Negative stereotypes are often substantially true, but the talking classes have no way of dealing with such cases. At any rate, most don’t – but Peter Godwin does.
Back in 2001, Godwin wrote a wonderful, wonderful article about Gypsies, an article that should be an example to all of us. Here’s how he does it:
He starts with the annual Gypsy pilgrimage to Les-Saintes-Maries-de-la-Mer, a small town in the Camargue. The local don’t welcome the Gypsies: partly it’s the theft and mounds of garbage, but there are personal reasons as well. He talks with the owner of a local cafe – who points to his empty eye socket. ” I lost it in a fight with a Gypsy. He pulled a knife on me.”
He visits a village of Slovakian gypsies – 10% of Slovakia, and set to become the majority by 2060. That’ll be the day.
The village is nested to an established Slovakian village. “A little brook choked with rags and bottles, tins and plastic bags, runs down through the Gypsy quarter, whose 300 residents are crammed into shacks made of logs and mud. Improvised roofs of sheet metal are weighed down against the tugging wind with rocks and old tires. It is a scene of medieval squalor.”
Not a single Gypsy there had a job. That all ended in 1989: only the Communists manged to get any work out of them. They lived off welfare, but were not the lowest of the low: they looked down on another nearby Gypsy village, who ate dogs. “We often sell dogs to them,” says Irena. Godwin then talked to a Slovak shopkeeper, who hated the Gypsies a whole lot. ” “They should put all the Gypsies in a paper boat and send them to Africa.” She also complained that the local Gypsies stole their dogs, for some reason. Godwin meets another Gypsy in her store, asks him if he has any dog lard for sale, and is instructed to follow him home – to a much more prosperous-looking village. ‘ Immediately I’m surrounded by a great crowd, many of whom are proffering jars of congealed dog fat. “We feed dog lard to our babies, and it makes them strong,” says Horváth. ‘
Godwin gos on to Romania, where the Gypsy traditions are different – many were metalworkers, and most were slaves until the late 1800s. Many became rich selling off the metal from the old Communist factories, and I get the impression that their method of gaining title to that salvage might not withstand close scrutiny. Godwin talks to Ştefan Mihai, a prosperous metal merchant. Ştefan say that he has not encountered much anti-Gypsy prejudice, but he has plenty of his own. “We absolutely won’t do business with any Roma we don’t know, because they are dangerous. But with Romanians it’s different. They don’t try to cheat you like Roma do. We have no problem with Romanians—we employ them as chauffeurs and bodyguards.”
Later, Godwin visits some Gypsies in a small Transylvanian village. ‘A young man and his friends are telling me about tsigani de casatsi—house Gypsies—”bad ones, who don’t work on the land like us but just steal for a living.” [ Like us !] Without warning, he wrenches my notebook from my hands and shoves me against the car. I am punched in the kidneys, and my arm is twisted behind me. A blade is held to the side of my neck, and suddenly I am surrounded by roaring Gypsies, maybe 30 of them, more appearing every few seconds from the surrounding houses. My translator, Mihai, is punched in the head. “Money! Money! Money!” his tormentors bellow. ” They take all his money.
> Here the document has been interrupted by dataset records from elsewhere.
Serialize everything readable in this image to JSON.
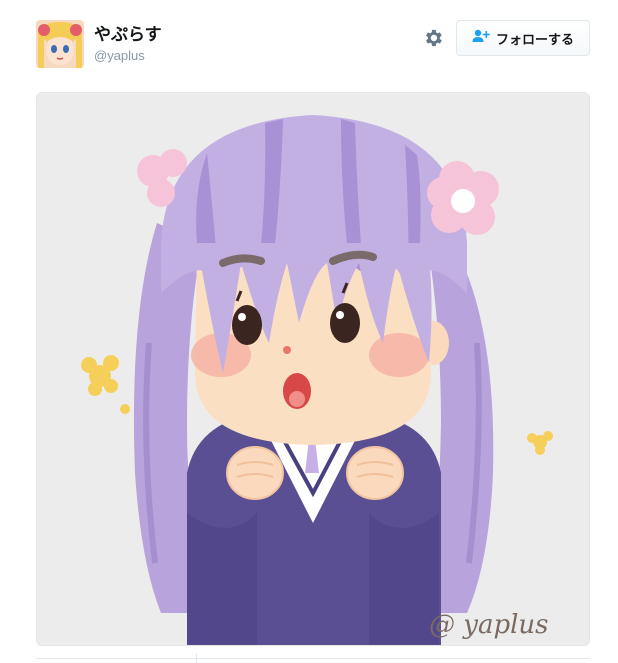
{
  "profile": {
    "display_name": "やぷらす",
    "handle": "@yaplus"
  },
  "actions": {
    "follow_label": "フォローする",
    "settings_icon": "gear-icon",
    "follow_icon": "add-user-icon"
  },
  "media": {
    "signature_text": "@ yaplus"
  },
  "colors": {
    "accent": "#1da1f2",
    "muted": "#8899a6",
    "hair": "#b7a3d9",
    "jacket": "#5a4f93"
  }
}
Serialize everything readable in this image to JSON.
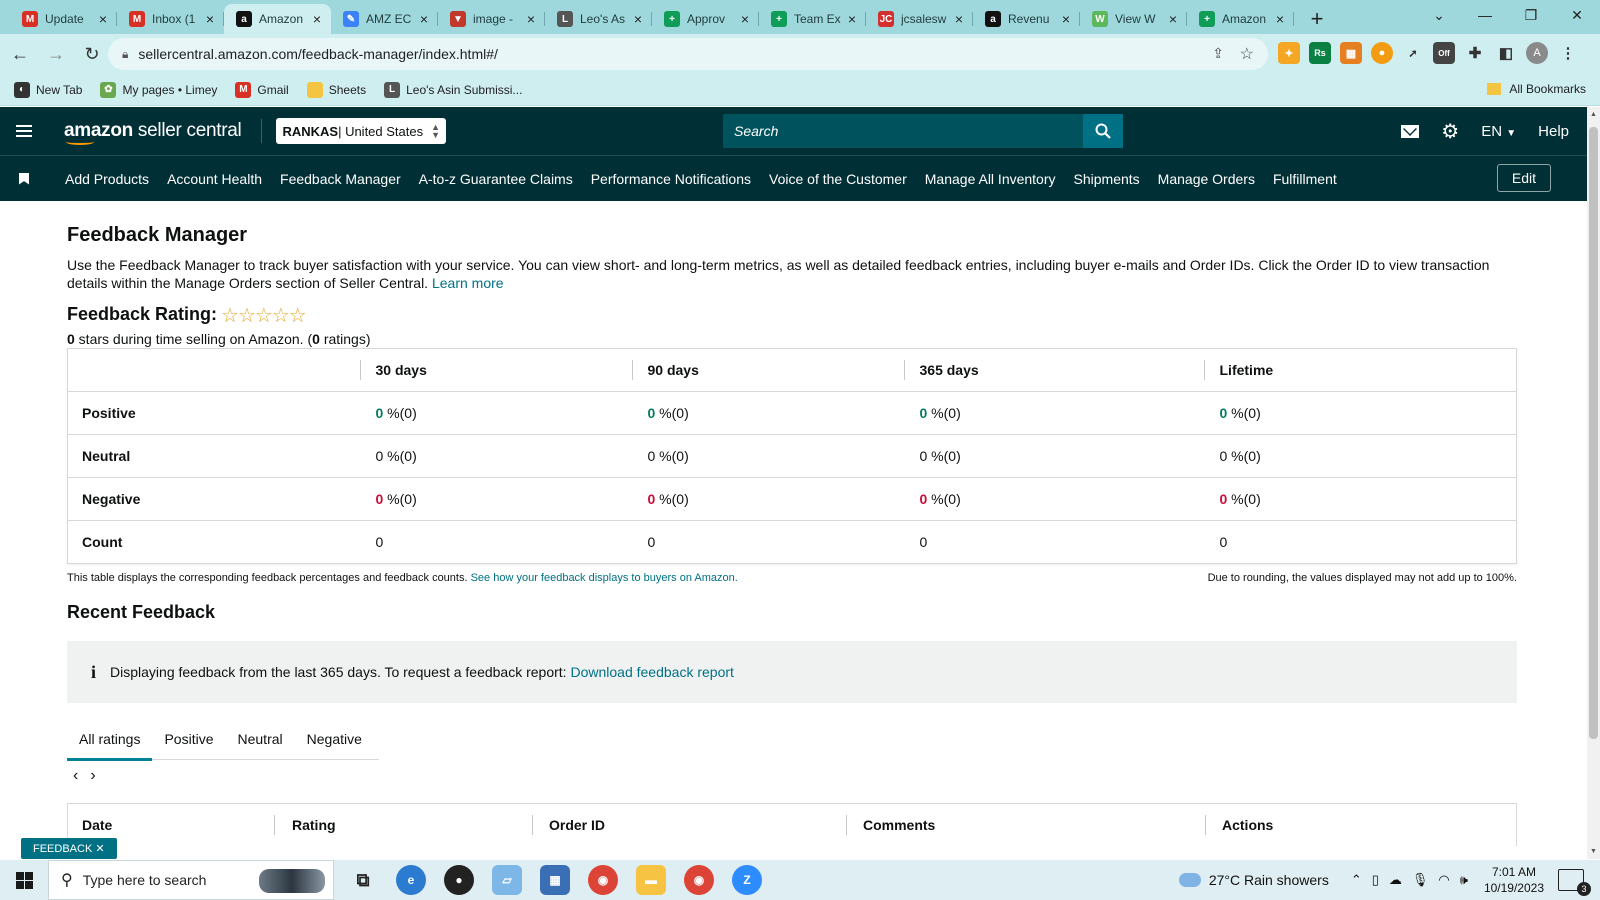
{
  "browser": {
    "tabs": [
      {
        "title": "Update",
        "icon": "gmail-icon",
        "color": "#d93025",
        "glyph": "M"
      },
      {
        "title": "Inbox (1",
        "icon": "gmail-icon",
        "color": "#d93025",
        "glyph": "M"
      },
      {
        "title": "Amazon",
        "icon": "amazon-icon",
        "color": "#111111",
        "glyph": "a"
      },
      {
        "title": "AMZ EC",
        "icon": "pen-icon",
        "color": "#3b82f6",
        "glyph": "✎"
      },
      {
        "title": "image -",
        "icon": "filter-icon",
        "color": "#c0392b",
        "glyph": "▼"
      },
      {
        "title": "Leo's As",
        "icon": "leo-icon",
        "color": "#555555",
        "glyph": "L"
      },
      {
        "title": "Approv",
        "icon": "sheets-plus-icon",
        "color": "#0f9d58",
        "glyph": "+"
      },
      {
        "title": "Team Ex",
        "icon": "sheets-plus-icon",
        "color": "#0f9d58",
        "glyph": "+"
      },
      {
        "title": "jcsalesw",
        "icon": "jc-icon",
        "color": "#d32f2f",
        "glyph": "JC"
      },
      {
        "title": "Revenu",
        "icon": "amazon-icon",
        "color": "#111111",
        "glyph": "a"
      },
      {
        "title": "View W",
        "icon": "w-icon",
        "color": "#5cb85c",
        "glyph": "W"
      },
      {
        "title": "Amazon",
        "icon": "sheets-plus-icon",
        "color": "#0f9d58",
        "glyph": "+"
      }
    ],
    "active_tab": 2,
    "url": "sellercentral.amazon.com/feedback-manager/index.html#/",
    "bookmarks": [
      {
        "label": "New Tab",
        "icon": "globe-icon",
        "color": "#333333",
        "glyph": "◐"
      },
      {
        "label": "My pages • Limey",
        "icon": "leaf-icon",
        "color": "#6aa84f",
        "glyph": "✿"
      },
      {
        "label": "Gmail",
        "icon": "gmail-icon",
        "color": "#d93025",
        "glyph": "M"
      },
      {
        "label": "Sheets",
        "icon": "folder-icon",
        "color": "#f4c542",
        "glyph": ""
      },
      {
        "label": "Leo's Asin Submissi...",
        "icon": "leo-icon",
        "color": "#555555",
        "glyph": "L"
      }
    ],
    "all_bookmarks": "All Bookmarks",
    "profile_initial": "A"
  },
  "header": {
    "logo_bold": "amazon",
    "logo_light": " seller central",
    "store_name": "RANKAS",
    "store_region": " | United States",
    "search_placeholder": "Search",
    "language": "EN",
    "help": "Help"
  },
  "nav": {
    "items": [
      "Add Products",
      "Account Health",
      "Feedback Manager",
      "A-to-z Guarantee Claims",
      "Performance Notifications",
      "Voice of the Customer",
      "Manage All Inventory",
      "Shipments",
      "Manage Orders",
      "Fulfillment"
    ],
    "edit": "Edit"
  },
  "page": {
    "title": "Feedback Manager",
    "intro": "Use the Feedback Manager to track buyer satisfaction with your service. You can view short- and long-term metrics, as well as detailed feedback entries, including buyer e-mails and Order IDs. Click the Order ID to view transaction details within the Manage Orders section of Seller Central. ",
    "learn_more": "Learn more",
    "rating_label": "Feedback Rating:",
    "stars": "☆☆☆☆☆",
    "rating_stars_value": "0",
    "rating_mid": " stars during time selling on Amazon. (",
    "rating_count": "0",
    "rating_end": " ratings)"
  },
  "metrics": {
    "columns": [
      "30 days",
      "90 days",
      "365 days",
      "Lifetime"
    ],
    "rows": [
      {
        "label": "Positive",
        "cls": "g",
        "cells": [
          {
            "n": "0",
            "s": " %(0)"
          },
          {
            "n": "0",
            "s": " %(0)"
          },
          {
            "n": "0",
            "s": " %(0)"
          },
          {
            "n": "0",
            "s": " %(0)"
          }
        ]
      },
      {
        "label": "Neutral",
        "cls": "n",
        "cells": [
          {
            "n": "0",
            "s": " %(0)"
          },
          {
            "n": "0",
            "s": " %(0)"
          },
          {
            "n": "0",
            "s": " %(0)"
          },
          {
            "n": "0",
            "s": " %(0)"
          }
        ]
      },
      {
        "label": "Negative",
        "cls": "r",
        "cells": [
          {
            "n": "0",
            "s": " %(0)"
          },
          {
            "n": "0",
            "s": " %(0)"
          },
          {
            "n": "0",
            "s": " %(0)"
          },
          {
            "n": "0",
            "s": " %(0)"
          }
        ]
      },
      {
        "label": "Count",
        "cls": "plain",
        "cells": [
          {
            "n": "0",
            "s": ""
          },
          {
            "n": "0",
            "s": ""
          },
          {
            "n": "0",
            "s": ""
          },
          {
            "n": "0",
            "s": ""
          }
        ]
      }
    ],
    "note": "This table displays the corresponding feedback percentages and feedback counts. ",
    "note_link": "See how your feedback displays to buyers on Amazon.",
    "rounding_note": "Due to rounding, the values displayed may not add up to 100%."
  },
  "recent": {
    "title": "Recent Feedback",
    "info_icon": "i",
    "info_text": "Displaying feedback from the last 365 days. To request a feedback report: ",
    "info_link": "Download feedback report",
    "tabs": [
      "All ratings",
      "Positive",
      "Neutral",
      "Negative"
    ],
    "prev": "‹",
    "next": "›",
    "columns": [
      "Date",
      "Rating",
      "Order ID",
      "Comments",
      "Actions"
    ]
  },
  "feedback_badge": "FEEDBACK ✕",
  "taskbar": {
    "search_placeholder": "Type here to search",
    "weather": "27°C  Rain showers",
    "time": "7:01 AM",
    "date": "10/19/2023",
    "notifications": "3"
  },
  "colors": {
    "header_bg": "#002f36",
    "link": "#007185",
    "positive": "#067d62",
    "negative": "#cc0c39",
    "tab_strip": "#9fd8dc"
  }
}
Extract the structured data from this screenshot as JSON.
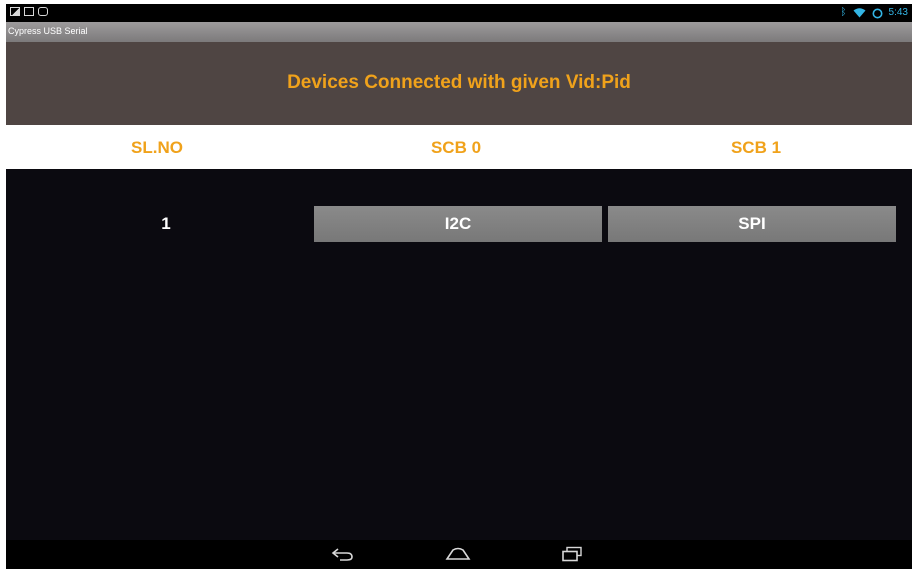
{
  "status_bar": {
    "left_icons": [
      "gallery-icon",
      "screen-icon",
      "usb-icon"
    ],
    "right_icons": [
      "bluetooth-icon",
      "wifi-icon",
      "battery-icon"
    ],
    "time": "5:43",
    "accent_color": "#33b5e5"
  },
  "app": {
    "title": "Cypress USB Serial"
  },
  "header": {
    "text": "Devices Connected with given Vid:Pid",
    "text_color": "#f0a21b",
    "background": "#4f4543"
  },
  "table": {
    "columns": [
      "SL.NO",
      "SCB 0",
      "SCB 1"
    ],
    "rows": [
      {
        "sl_no": "1",
        "scb0": "I2C",
        "scb1": "SPI"
      }
    ]
  },
  "nav_bar": {
    "buttons": [
      "back-icon",
      "home-icon",
      "recent-apps-icon"
    ]
  }
}
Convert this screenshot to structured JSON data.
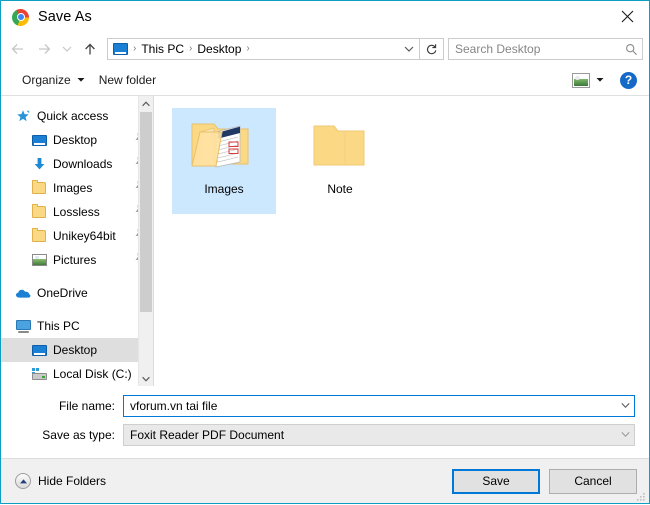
{
  "window": {
    "title": "Save As",
    "app_icon": "chrome-icon",
    "close_label": "✕",
    "border_color": "#0d9ec4"
  },
  "nav": {
    "back": "back-arrow",
    "forward": "forward-arrow",
    "recent": "recent-locations-chevron",
    "up": "up-arrow",
    "breadcrumb": {
      "root_icon": "this-pc-monitor-icon",
      "items": [
        "This PC",
        "Desktop"
      ],
      "separator": "›"
    },
    "address_dropdown": "chevron-down-icon",
    "refresh": "refresh-icon",
    "search": {
      "placeholder": "Search Desktop",
      "icon": "search-icon"
    }
  },
  "commandbar": {
    "organize": "Organize",
    "organize_caret": "▾",
    "new_folder": "New folder",
    "view_icon": "change-view-icon",
    "view_caret": "▾",
    "help": "?"
  },
  "sidebar": {
    "groups": [
      {
        "label": "Quick access",
        "icon": "quick-access-star-icon",
        "level": 0,
        "selected": false,
        "pinned": false
      },
      {
        "label": "Desktop",
        "icon": "monitor-icon",
        "level": 1,
        "selected": false,
        "pinned": true
      },
      {
        "label": "Downloads",
        "icon": "downloads-arrow-icon",
        "level": 1,
        "selected": false,
        "pinned": true
      },
      {
        "label": "Images",
        "icon": "folder-icon",
        "level": 1,
        "selected": false,
        "pinned": true
      },
      {
        "label": "Lossless",
        "icon": "folder-icon",
        "level": 1,
        "selected": false,
        "pinned": true
      },
      {
        "label": "Unikey64bit",
        "icon": "folder-icon",
        "level": 1,
        "selected": false,
        "pinned": true
      },
      {
        "label": "Pictures",
        "icon": "pictures-icon",
        "level": 1,
        "selected": false,
        "pinned": true
      },
      {
        "label": "OneDrive",
        "icon": "onedrive-cloud-icon",
        "level": 0,
        "selected": false,
        "pinned": false
      },
      {
        "label": "This PC",
        "icon": "this-pc-icon",
        "level": 0,
        "selected": false,
        "pinned": false
      },
      {
        "label": "Desktop",
        "icon": "monitor-icon",
        "level": 1,
        "selected": true,
        "pinned": false
      },
      {
        "label": "Local Disk (C:)",
        "icon": "local-disk-icon",
        "level": 1,
        "selected": false,
        "pinned": false
      }
    ],
    "scrollbar": {
      "up": "▴",
      "down": "▾"
    }
  },
  "files": [
    {
      "name": "Images",
      "icon": "open-folder-with-document-thumbnail",
      "selected": true
    },
    {
      "name": "Note",
      "icon": "closed-folder-icon",
      "selected": false
    }
  ],
  "form": {
    "filename_label": "File name:",
    "filename_value": "vforum.vn tai file",
    "filetype_label": "Save as type:",
    "filetype_value": "Foxit Reader PDF Document",
    "dropdown_icon": "chevron-down-icon"
  },
  "footer": {
    "hide_folders": "Hide Folders",
    "hide_folders_icon": "collapse-up-icon",
    "save": "Save",
    "cancel": "Cancel",
    "resize_grip": "resize-grip"
  }
}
There is a nice photograph, this being National Geographic. It shows a group of teen-age Gypsy beggars, with simulated sores and ulcers for enhanced begging ability. The 15 year-old girl looks pregnant. The caption says “Only the pregnancy is real.”
Evidently you can say anything you want, even the truth, if you pad every hilarious account of incompetence and depravity with skilled assurances that you’re not prejudiced. The last line is typical : “historically their skill has been to survive among a great diversity of hosts, among those always more powerful and entitled than themselves, enduring both the fist of hostility and the bear hug of forced assimilation by remaining nomads of the spirit.”
Reminds me of a Jersey way of talking, in which you can get away with saying that someone has frequent sexual congress with his alpaca, as long as you keep interjecting “But I don’t mean that in a bad way”.